陈青也只能暂时忍耐。
从系统那里当然可以兑换到蔬菜,但对陈青来说不划算。
商城里的食物价格也不算地,还不如兑换维生素含片划算。
陈青在院子里安之若素,刘府上下都在忙活婚礼的事情。
虽说婚事仓促,但府中起码要挂些红灯笼,红绸缎。
刘府下人并不知道陈家发生的丑闻。
此时陈娇被关在房中,门窗紧锁,任凭她怎么哀求都没人应答。
至于张氏,昨天还是高高在上的陈家夫人,如今被打入柴房,她哭求陈振言原谅,想要解释,却被陈振言狂扇七八个巴掌,将她一张脸打得鼻青脸肿,肿胀如同猪头。
任何一个男人都受不了自己头上戴绿帽,更何况张氏还带着陈娇一起……
还被下人给看见了!
这让陈振言这个一家之主的脸面放在哪里?
很快就到了傍晚,古时候结婚都是在傍晚进行,因此有“昏礼”之称。
昏礼现场装扮得光鲜亮丽,陈娇身穿红嫁衣,头上盖着红盖头,站在正堂之中等新郎官来迎接。
刘威被暴乱的流民弄得焦头烂额,连亲儿子的昏礼都不来参加。
和陈娇成亲的刘家公子,病怏怏地骑在马背上,身旁还跟着两个护卫随时接着,待他走到别院门前,喜婆欢喜地唱着迎新娘的词。

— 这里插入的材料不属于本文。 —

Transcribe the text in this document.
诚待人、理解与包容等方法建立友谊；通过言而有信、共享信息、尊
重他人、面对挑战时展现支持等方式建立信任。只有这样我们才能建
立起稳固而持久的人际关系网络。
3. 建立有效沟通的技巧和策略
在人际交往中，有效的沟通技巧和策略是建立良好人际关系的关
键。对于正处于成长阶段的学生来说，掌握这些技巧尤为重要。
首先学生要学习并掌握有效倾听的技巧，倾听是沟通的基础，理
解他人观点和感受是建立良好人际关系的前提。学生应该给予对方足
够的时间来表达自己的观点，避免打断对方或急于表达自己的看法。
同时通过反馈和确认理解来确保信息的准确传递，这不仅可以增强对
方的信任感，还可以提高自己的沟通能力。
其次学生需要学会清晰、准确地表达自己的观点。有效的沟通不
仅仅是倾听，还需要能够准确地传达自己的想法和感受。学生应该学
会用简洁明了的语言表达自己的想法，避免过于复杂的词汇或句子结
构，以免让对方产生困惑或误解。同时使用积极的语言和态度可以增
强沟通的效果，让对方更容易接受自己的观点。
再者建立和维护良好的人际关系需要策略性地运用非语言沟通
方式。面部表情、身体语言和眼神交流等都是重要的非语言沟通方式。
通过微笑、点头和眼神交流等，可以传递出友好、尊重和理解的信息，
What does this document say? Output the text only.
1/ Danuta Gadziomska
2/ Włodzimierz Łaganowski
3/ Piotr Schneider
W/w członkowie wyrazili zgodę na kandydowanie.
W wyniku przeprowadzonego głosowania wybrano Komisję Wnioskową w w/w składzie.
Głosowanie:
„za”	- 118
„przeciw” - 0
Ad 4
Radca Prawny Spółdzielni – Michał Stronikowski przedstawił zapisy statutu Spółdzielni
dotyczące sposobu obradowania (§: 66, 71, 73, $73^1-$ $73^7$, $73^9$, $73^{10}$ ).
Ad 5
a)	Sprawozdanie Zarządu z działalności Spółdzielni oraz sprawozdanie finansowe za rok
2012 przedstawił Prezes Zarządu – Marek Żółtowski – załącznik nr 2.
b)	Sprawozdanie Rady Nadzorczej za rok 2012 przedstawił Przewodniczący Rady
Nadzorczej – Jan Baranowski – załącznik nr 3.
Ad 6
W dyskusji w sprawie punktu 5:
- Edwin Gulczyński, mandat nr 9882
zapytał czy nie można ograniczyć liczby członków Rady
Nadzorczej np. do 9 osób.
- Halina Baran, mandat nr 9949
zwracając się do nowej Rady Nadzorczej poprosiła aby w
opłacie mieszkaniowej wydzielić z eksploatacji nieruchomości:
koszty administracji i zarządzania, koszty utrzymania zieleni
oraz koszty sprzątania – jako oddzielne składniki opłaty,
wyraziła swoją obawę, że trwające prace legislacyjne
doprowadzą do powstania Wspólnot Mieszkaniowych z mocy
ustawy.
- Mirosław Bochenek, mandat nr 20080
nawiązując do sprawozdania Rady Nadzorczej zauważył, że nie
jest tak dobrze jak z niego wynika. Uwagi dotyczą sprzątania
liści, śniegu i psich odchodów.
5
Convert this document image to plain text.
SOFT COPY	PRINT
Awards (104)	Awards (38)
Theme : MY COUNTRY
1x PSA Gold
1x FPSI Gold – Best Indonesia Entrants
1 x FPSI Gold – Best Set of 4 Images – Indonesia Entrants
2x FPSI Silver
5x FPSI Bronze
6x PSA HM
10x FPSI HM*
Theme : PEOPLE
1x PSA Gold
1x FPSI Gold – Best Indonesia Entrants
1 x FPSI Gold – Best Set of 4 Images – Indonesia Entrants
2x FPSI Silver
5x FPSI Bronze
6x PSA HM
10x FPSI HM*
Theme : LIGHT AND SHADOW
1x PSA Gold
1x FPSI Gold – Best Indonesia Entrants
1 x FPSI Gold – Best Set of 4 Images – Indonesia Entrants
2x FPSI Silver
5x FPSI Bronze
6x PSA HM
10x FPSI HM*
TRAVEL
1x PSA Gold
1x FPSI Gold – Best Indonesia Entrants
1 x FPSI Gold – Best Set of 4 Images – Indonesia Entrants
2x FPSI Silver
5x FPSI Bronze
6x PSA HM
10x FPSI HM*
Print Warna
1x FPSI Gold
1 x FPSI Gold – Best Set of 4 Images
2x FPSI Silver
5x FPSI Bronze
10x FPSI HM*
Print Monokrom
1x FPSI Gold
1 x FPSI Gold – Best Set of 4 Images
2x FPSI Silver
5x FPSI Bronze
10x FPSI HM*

谁知陈娇就跟被钉在原地似的,一动也不肯动,盖头下,陈娇泪流满面,咬紧牙关,她还盼着她娘来救她呢!
陈青也来看热闹了,左看右看不见张氏身影,再看陈娇,手帕都被眼泪珠子给打湿了!
刘威的副将也来了,见陈娇不肯挪步,上前诘问道:“陈三小姐这是做何意?莫非是不想嫁给我们工资吗?”
陈振言被他吓得浑身一激灵,连忙结巴道:“不,她只是高兴坏了,不舍得离开她娘!”
说着,一脚踢到陈娇小腿上,压低声音威胁道:“孽女,你要是耽误我的正事,看我非剥了你的皮!”
往日里对她百依百顺的亲爹突然变得如恶鬼一般,陈娇浑身一颤,不敢再违背陈振言的意愿,被嬷嬷推着一步一步向前。
直到停留在陈青面前,透过红盖头底下,陈娇一眼就认出陈青的鞋子,她恨恨地咬牙切齿道:“陈青!都是你害我成这副模样!你给我等着,我绝不会放过你的!”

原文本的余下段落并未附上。